AITC’s Speak Up Against Cancer campaign aims to address low early-detection rates in the local area, and its website (www.speakupagainstcancer.org) has information on a number of different cancers, including bowel, testicular, skin and cervical. Each page takes just a few minutes to read but contains potentially life-saving information.
Sue Brown, AITC’s cancer prevention co-ordinator, said, “Research shows that identifying a cancer early significantly improves the chances of treatment being successful, so it's important that people know what to look out for.
“Just taking a few minutes to visit our website to read about the signs and symptoms is certainly something I would recommend.
“If anyone is worried about anything, it's really important that they contact their GP. The chances are it won’t be cancer, but it's absolutely vital to get things checked out.”

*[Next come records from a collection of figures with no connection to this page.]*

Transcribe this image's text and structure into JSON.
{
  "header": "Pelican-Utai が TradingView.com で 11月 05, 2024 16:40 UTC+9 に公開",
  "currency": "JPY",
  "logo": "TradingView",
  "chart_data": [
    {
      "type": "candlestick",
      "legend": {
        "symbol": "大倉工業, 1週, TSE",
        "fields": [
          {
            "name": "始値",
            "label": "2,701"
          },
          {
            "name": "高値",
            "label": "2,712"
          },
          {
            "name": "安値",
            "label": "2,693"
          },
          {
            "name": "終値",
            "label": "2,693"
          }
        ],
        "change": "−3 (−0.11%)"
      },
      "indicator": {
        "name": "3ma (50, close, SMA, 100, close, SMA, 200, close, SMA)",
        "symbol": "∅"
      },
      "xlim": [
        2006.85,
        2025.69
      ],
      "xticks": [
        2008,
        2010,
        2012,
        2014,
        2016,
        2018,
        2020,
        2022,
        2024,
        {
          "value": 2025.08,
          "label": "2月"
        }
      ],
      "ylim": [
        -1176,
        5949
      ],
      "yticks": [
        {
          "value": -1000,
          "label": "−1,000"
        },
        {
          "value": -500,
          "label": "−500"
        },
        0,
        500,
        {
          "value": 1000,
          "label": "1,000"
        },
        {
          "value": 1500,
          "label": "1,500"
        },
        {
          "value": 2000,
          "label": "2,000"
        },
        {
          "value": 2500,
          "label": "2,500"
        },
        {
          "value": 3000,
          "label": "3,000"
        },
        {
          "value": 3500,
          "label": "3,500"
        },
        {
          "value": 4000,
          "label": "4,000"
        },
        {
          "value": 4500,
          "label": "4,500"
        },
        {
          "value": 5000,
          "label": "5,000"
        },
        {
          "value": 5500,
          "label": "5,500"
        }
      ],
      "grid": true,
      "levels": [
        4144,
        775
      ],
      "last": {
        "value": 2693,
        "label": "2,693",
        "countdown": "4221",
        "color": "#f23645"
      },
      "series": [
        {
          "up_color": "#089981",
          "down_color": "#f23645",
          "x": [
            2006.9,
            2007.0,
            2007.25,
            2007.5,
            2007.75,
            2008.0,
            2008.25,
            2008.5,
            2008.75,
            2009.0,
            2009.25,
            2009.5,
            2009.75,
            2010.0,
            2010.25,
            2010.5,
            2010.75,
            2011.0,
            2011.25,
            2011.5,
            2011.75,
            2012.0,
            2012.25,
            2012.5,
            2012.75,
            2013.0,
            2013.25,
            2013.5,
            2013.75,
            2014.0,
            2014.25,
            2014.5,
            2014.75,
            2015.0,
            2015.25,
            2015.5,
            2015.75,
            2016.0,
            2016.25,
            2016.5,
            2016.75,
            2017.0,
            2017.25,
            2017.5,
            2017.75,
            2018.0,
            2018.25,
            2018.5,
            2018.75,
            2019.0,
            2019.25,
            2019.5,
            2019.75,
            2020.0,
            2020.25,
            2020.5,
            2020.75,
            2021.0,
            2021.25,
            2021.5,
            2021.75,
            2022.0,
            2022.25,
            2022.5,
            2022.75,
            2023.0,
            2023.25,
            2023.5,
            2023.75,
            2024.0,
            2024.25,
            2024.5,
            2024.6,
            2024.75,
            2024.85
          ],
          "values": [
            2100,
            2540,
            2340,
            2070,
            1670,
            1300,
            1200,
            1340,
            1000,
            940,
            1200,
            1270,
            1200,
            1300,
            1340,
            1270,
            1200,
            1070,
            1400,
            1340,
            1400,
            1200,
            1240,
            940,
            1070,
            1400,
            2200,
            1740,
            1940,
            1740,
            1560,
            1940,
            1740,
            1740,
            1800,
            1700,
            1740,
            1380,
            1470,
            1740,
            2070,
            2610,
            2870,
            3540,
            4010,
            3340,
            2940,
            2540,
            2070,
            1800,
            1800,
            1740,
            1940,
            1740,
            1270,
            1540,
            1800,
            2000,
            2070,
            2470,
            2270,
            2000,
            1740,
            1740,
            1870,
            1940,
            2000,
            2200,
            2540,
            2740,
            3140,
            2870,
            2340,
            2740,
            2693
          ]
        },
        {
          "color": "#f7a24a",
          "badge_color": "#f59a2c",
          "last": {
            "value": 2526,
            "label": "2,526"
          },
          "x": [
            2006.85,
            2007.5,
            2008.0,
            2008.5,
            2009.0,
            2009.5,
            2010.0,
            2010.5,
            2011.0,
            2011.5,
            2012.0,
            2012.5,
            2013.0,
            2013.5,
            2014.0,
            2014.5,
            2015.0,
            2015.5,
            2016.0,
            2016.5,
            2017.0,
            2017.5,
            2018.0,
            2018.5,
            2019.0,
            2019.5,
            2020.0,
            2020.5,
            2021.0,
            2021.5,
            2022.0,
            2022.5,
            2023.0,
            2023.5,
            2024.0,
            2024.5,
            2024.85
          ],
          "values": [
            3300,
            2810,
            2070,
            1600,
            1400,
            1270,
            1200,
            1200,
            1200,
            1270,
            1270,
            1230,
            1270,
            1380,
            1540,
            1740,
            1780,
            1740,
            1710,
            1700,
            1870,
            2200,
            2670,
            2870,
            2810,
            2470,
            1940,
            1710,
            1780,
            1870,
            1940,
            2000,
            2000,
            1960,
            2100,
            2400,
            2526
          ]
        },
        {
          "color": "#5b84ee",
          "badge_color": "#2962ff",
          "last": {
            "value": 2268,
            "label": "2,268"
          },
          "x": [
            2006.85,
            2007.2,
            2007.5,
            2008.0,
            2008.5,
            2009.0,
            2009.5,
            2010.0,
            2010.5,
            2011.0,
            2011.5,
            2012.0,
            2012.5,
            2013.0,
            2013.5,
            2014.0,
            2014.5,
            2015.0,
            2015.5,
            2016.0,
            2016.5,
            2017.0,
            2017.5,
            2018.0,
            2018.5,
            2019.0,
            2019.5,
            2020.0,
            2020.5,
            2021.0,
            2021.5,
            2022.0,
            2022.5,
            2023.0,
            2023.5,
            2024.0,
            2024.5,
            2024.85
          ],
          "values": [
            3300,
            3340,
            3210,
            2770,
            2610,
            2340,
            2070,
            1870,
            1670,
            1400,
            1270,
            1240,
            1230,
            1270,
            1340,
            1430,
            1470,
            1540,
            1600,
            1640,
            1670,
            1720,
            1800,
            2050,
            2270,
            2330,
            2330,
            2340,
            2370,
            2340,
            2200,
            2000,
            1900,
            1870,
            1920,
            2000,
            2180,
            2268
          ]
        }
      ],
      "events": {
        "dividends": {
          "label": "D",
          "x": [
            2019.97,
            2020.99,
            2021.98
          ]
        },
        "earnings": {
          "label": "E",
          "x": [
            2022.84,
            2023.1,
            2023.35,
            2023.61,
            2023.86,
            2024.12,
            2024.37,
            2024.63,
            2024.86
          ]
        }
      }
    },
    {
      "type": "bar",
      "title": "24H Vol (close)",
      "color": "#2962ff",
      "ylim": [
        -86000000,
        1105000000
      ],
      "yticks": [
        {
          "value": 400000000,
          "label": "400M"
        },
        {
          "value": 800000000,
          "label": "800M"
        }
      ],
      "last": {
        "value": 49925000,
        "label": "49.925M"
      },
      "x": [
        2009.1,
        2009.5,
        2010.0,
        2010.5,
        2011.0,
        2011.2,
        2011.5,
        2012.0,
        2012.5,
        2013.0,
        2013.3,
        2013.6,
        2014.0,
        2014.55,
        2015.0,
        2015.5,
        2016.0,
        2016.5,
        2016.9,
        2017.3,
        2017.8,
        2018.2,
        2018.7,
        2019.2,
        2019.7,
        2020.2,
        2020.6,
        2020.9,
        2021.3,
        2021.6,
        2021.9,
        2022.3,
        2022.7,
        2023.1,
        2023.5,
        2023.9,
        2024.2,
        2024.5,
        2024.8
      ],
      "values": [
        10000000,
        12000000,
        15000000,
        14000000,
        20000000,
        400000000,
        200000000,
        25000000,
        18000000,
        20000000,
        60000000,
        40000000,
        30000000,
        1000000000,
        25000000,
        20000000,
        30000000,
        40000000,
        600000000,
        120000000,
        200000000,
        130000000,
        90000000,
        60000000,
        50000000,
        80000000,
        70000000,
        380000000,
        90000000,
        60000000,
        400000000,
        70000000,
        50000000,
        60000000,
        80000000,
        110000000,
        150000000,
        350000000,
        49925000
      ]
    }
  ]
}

The Speak Up Against Cancer campaign team regularly holds events across the city and will be at St Peter’s Medical Practice, just off London Road, for a cervical screening drop-in session on Saturday 17th February between 10am and 1pm, which is aimed at anyone who has missed their latest cervical screening test.
NHS nurses will be there alongside AITC’s team to dispel any myths about cervical screening in a relaxed and friendly environment. There will also be the opportunity for anyone whose screening is overdue to have it done.
Speak Up Against Cancer is part of AITC’s wider work focusing on cancer. The charity also runs Brighter Outlook, a free, personalised physical activity programme for people who have, or have just had, cancer.
And anyone interested in finding out more about Brighter Outlook can attend a free drop-in event tomorrow (Thursday) at the Macmillan Horizon Centre, Bristol Gate in Brighton – just opposite the Sussex Cancer Centre at the Royal Sussex Hospital site – between 9am and 1pm.
AITC’s cancer rehabilitation specialists will be available to talk through the support on offer, along with a number of people who have benefited from Brighter Outlook who are keen to share their experiences.
Research shows staying active during and after treatment has a range of benefits.